“When I am in France I am more truly real to myself.”–M. F. K. Fisher
Benjamin Exworthy is the best writer (or écrivain) of his generation. Although he is not known to most of the world as a writer, a small body of his food writing can be found at the website www.lorenschwartz.com. This past summer, the blog chronicled the adventures of Exworthy and a friend–one Loren Schwartz–on a vacation to France, where they saw the famed international bicycle race and ate gateau au chocolat, foie gras, and “spongy” hamburgers.
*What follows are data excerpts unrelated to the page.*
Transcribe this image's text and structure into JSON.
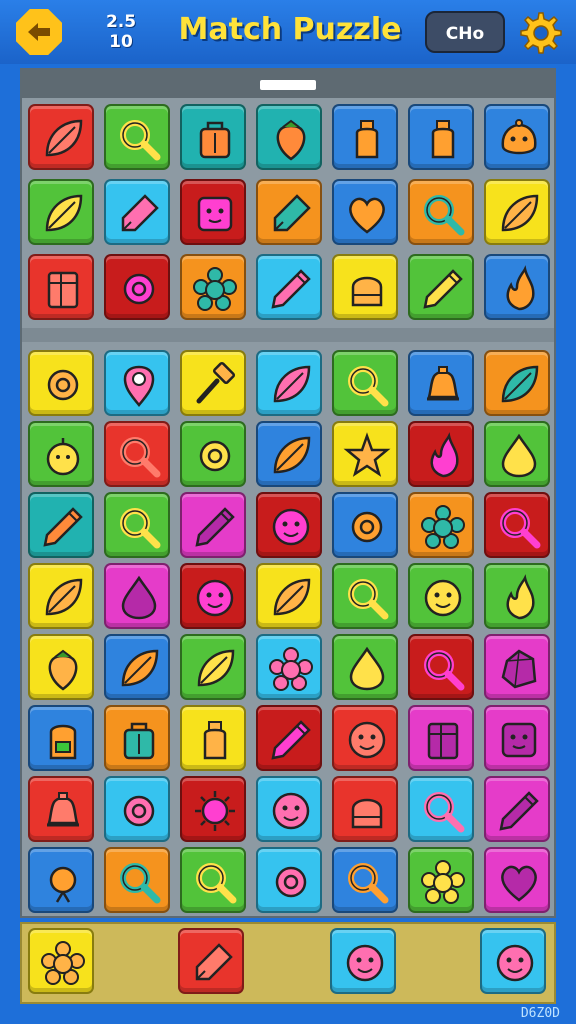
{
  "header": {
    "title": "Match Puzzle",
    "score_line1": "2.5",
    "score_line2": "10",
    "mode_button": "CHo",
    "back_icon": "back-arrow-icon",
    "settings_icon": "gear-icon"
  },
  "colors": {
    "red": "#e8342c",
    "yellow": "#f7e21c",
    "green": "#52c33a",
    "teal": "#21b2b0",
    "blue": "#2f83de",
    "orange": "#f5931e",
    "pink": "#e53cc9",
    "sky": "#36c3ef",
    "darkred": "#c81c1c"
  },
  "grid": [
    [
      {
        "color": "red",
        "icon": "leaf-icon"
      },
      {
        "color": "green",
        "icon": "magnifier-icon"
      },
      {
        "color": "teal",
        "icon": "bag-icon"
      },
      {
        "color": "teal",
        "icon": "strawberry-icon"
      },
      {
        "color": "blue",
        "icon": "bottle-icon"
      },
      {
        "color": "blue",
        "icon": "bottle-icon"
      },
      {
        "color": "blue",
        "icon": "blob-icon"
      }
    ],
    [
      {
        "color": "green",
        "icon": "leaf-icon"
      },
      {
        "color": "sky",
        "icon": "brush-icon"
      },
      {
        "color": "darkred",
        "icon": "cube-face-icon"
      },
      {
        "color": "orange",
        "icon": "brush-icon"
      },
      {
        "color": "blue",
        "icon": "heart-icon"
      },
      {
        "color": "orange",
        "icon": "magnifier-icon"
      },
      {
        "color": "yellow",
        "icon": "leaf-icon"
      }
    ],
    [
      {
        "color": "red",
        "icon": "box-icon"
      },
      {
        "color": "darkred",
        "icon": "ring-icon"
      },
      {
        "color": "orange",
        "icon": "flower-icon"
      },
      {
        "color": "sky",
        "icon": "pencil-icon"
      },
      {
        "color": "yellow",
        "icon": "jelly-icon"
      },
      {
        "color": "green",
        "icon": "pencil-icon"
      },
      {
        "color": "blue",
        "icon": "flame-icon"
      }
    ],
    [
      {
        "color": "yellow",
        "icon": "ring-icon"
      },
      {
        "color": "sky",
        "icon": "pin-icon"
      },
      {
        "color": "yellow",
        "icon": "hammer-icon"
      },
      {
        "color": "sky",
        "icon": "leaf-icon"
      },
      {
        "color": "green",
        "icon": "magnifier-icon"
      },
      {
        "color": "blue",
        "icon": "bell-icon"
      },
      {
        "color": "orange",
        "icon": "leaf-icon"
      }
    ],
    [
      {
        "color": "green",
        "icon": "fruit-icon"
      },
      {
        "color": "red",
        "icon": "magnifier-icon"
      },
      {
        "color": "green",
        "icon": "ring-icon"
      },
      {
        "color": "blue",
        "icon": "leaf-icon"
      },
      {
        "color": "yellow",
        "icon": "star-icon"
      },
      {
        "color": "darkred",
        "icon": "flame-icon"
      },
      {
        "color": "green",
        "icon": "drop-icon"
      }
    ],
    [
      {
        "color": "teal",
        "icon": "pencil-icon"
      },
      {
        "color": "green",
        "icon": "magnifier-icon"
      },
      {
        "color": "pink",
        "icon": "pencil-icon"
      },
      {
        "color": "darkred",
        "icon": "face-icon"
      },
      {
        "color": "blue",
        "icon": "ring-icon"
      },
      {
        "color": "orange",
        "icon": "flower-icon"
      },
      {
        "color": "darkred",
        "icon": "magnifier-icon"
      }
    ],
    [
      {
        "color": "yellow",
        "icon": "leaf-icon"
      },
      {
        "color": "pink",
        "icon": "drop-icon"
      },
      {
        "color": "darkred",
        "icon": "face-icon"
      },
      {
        "color": "yellow",
        "icon": "leaf-icon"
      },
      {
        "color": "green",
        "icon": "magnifier-icon"
      },
      {
        "color": "green",
        "icon": "face-icon"
      },
      {
        "color": "green",
        "icon": "flame-icon"
      }
    ],
    [
      {
        "color": "yellow",
        "icon": "strawberry-icon"
      },
      {
        "color": "blue",
        "icon": "leaf-icon"
      },
      {
        "color": "green",
        "icon": "leaf-icon"
      },
      {
        "color": "sky",
        "icon": "flower-icon"
      },
      {
        "color": "green",
        "icon": "drop-icon"
      },
      {
        "color": "darkred",
        "icon": "magnifier-icon"
      },
      {
        "color": "pink",
        "icon": "gem-icon"
      }
    ],
    [
      {
        "color": "blue",
        "icon": "backpack-icon"
      },
      {
        "color": "orange",
        "icon": "bag-icon"
      },
      {
        "color": "yellow",
        "icon": "bottle-icon"
      },
      {
        "color": "darkred",
        "icon": "pencil-icon"
      },
      {
        "color": "red",
        "icon": "face-icon"
      },
      {
        "color": "pink",
        "icon": "box-icon"
      },
      {
        "color": "pink",
        "icon": "cube-face-icon"
      }
    ],
    [
      {
        "color": "red",
        "icon": "bell-icon"
      },
      {
        "color": "sky",
        "icon": "ring-icon"
      },
      {
        "color": "darkred",
        "icon": "sun-icon"
      },
      {
        "color": "sky",
        "icon": "face-icon"
      },
      {
        "color": "red",
        "icon": "jelly-icon"
      },
      {
        "color": "sky",
        "icon": "magnifier-icon"
      },
      {
        "color": "pink",
        "icon": "pencil-icon"
      }
    ],
    [
      {
        "color": "blue",
        "icon": "candy-icon"
      },
      {
        "color": "orange",
        "icon": "magnifier-icon"
      },
      {
        "color": "green",
        "icon": "magnifier-icon"
      },
      {
        "color": "sky",
        "icon": "ring-icon"
      },
      {
        "color": "blue",
        "icon": "magnifier-icon"
      },
      {
        "color": "green",
        "icon": "flower-icon"
      },
      {
        "color": "pink",
        "icon": "heart-icon"
      }
    ]
  ],
  "tray": [
    {
      "color": "yellow",
      "icon": "flower-icon"
    },
    {
      "color": "red",
      "icon": "brush-icon"
    },
    {
      "color": "sky",
      "icon": "face-icon"
    },
    {
      "color": "sky",
      "icon": "face-icon"
    }
  ],
  "footer_code": "D6Z0D"
}
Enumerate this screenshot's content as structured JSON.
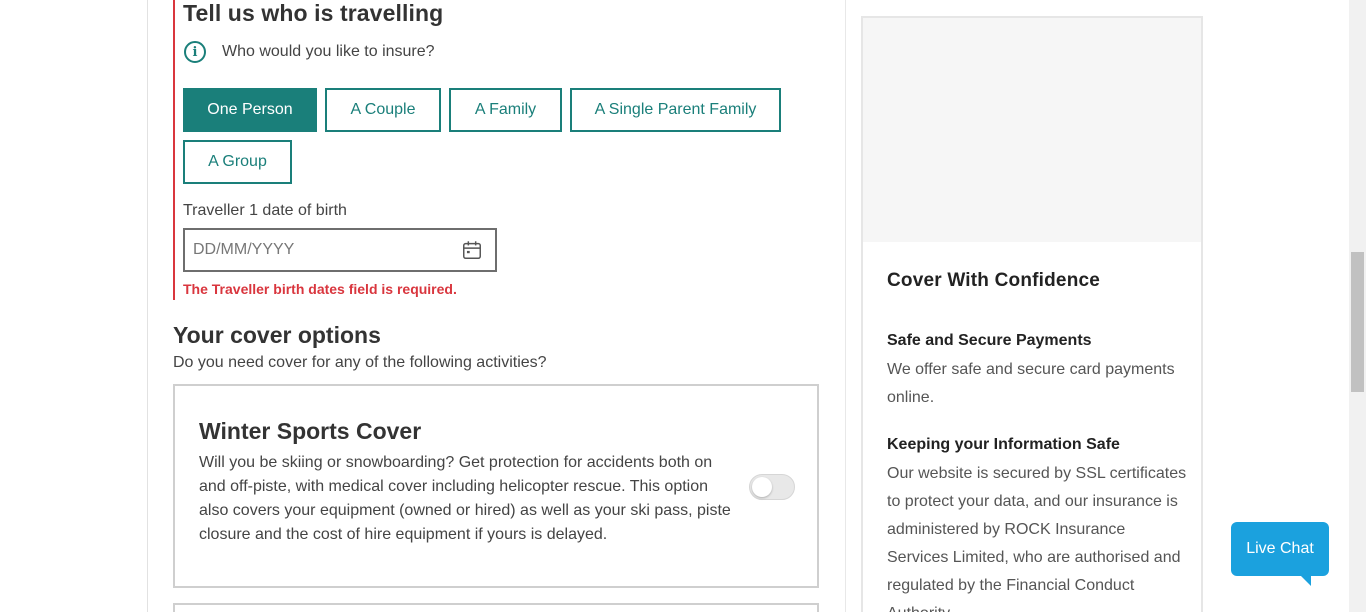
{
  "travellers": {
    "title": "Tell us who is travelling",
    "info_text": "Who would you like to insure?",
    "options": [
      "One Person",
      "A Couple",
      "A Family",
      "A Single Parent Family",
      "A Group"
    ],
    "selected": "One Person",
    "dob_label": "Traveller 1 date of birth",
    "dob_placeholder": "DD/MM/YYYY",
    "dob_value": "",
    "error": "The Traveller birth dates field is required."
  },
  "cover_options": {
    "title": "Your cover options",
    "subtitle": "Do you need cover for any of the following activities?",
    "winter_sports": {
      "title": "Winter Sports Cover",
      "description": "Will you be skiing or snowboarding? Get protection for accidents both on and off-piste, with medical cover including helicopter rescue. This option also covers your equipment (owned or hired) as well as your ski pass, piste closure and the cost of hire equipment if yours is delayed.",
      "enabled": false
    }
  },
  "sidebar": {
    "heading": "Cover With Confidence",
    "items": [
      {
        "title": "Safe and Secure Payments",
        "text": "We offer safe and secure card payments online."
      },
      {
        "title": "Keeping your Information Safe",
        "text": "Our website is secured by SSL certificates to protect your data, and our insurance is administered by ROCK Insurance Services Limited, who are authorised and regulated by the Financial Conduct Authority."
      }
    ]
  },
  "live_chat": {
    "label": "Live Chat"
  },
  "colors": {
    "primary": "#1a7f7a",
    "error": "#d9363e",
    "chat": "#1ba1de"
  },
  "icons": {
    "info": "info-icon",
    "calendar": "calendar-icon"
  }
}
Exworthy’s reviews of the food he ate in France rival, in terms of formal inventiveness and command of subject, the works of such 20th-century food-writing masters as M. F. K. Fisher, who, for all her contributions to the form, never wrote a sentence quite as bold as: “Ambience is 39 percent of any meal, and especially essential in any fast-food experience.”
That is the first sentence of “Ben’s ’04 Food Review 3.” Exworthy–who paid good money for this rave review of his writing–has described the unpretentiously titled “Ben’s ’04 Food Review 3” as his “crowning achievement.” Indeed, “Ben’s ’04 Food Review 3” is the pièce de résistance of www.lorenschwartz.com. The subject of the review is a Quick Hamburger Restaurant in Paris where, Exworthy writes, “The over-glare of the florescent bulbs is intense and, I feel, dual purpose in nature; pest control through a lethal exposure of retinal flicker, and forced adherence to [the restaurant’s] corporate mandate of ‘quick,’ since no one could stand to be in there for longer than about eight minutes. What medical aids the employees must be on, I couldn’t guess, but I did notice that all of their pupils are completely dilated.” Exworthy brings his considerable American expertise to bear on this foreign fast-food experience, vividly concluding that Quick Hamburger Restaurant’s hamburgers are “not as spongy as a typical McDonald’s meat patty, but more akin to the square, umber firmness of a Wendy’s burger, circa 1981.”
You do not need to look any further than what I have already quoted to find evidence of Exworthy’s genius. To take one example, notice the unexpected but surely purposeful “did” in the sentence “I did notice that all of their pupils are completely dilated.” That “did,” an irregularity in a paragraph otherwise built on present-tense verbs, masterfully functions to put the reader in the position of feeling both present and in the past–the very condition of dislocation experienced by anyone who is reflecting on a recent trip or meal. Exworthy is a writer of incredible precision and roundness of thought. Not since perhaps Joyce has the sly deployment of a small word so catapulted a piece of prose in the direction of la poésie, or poetry.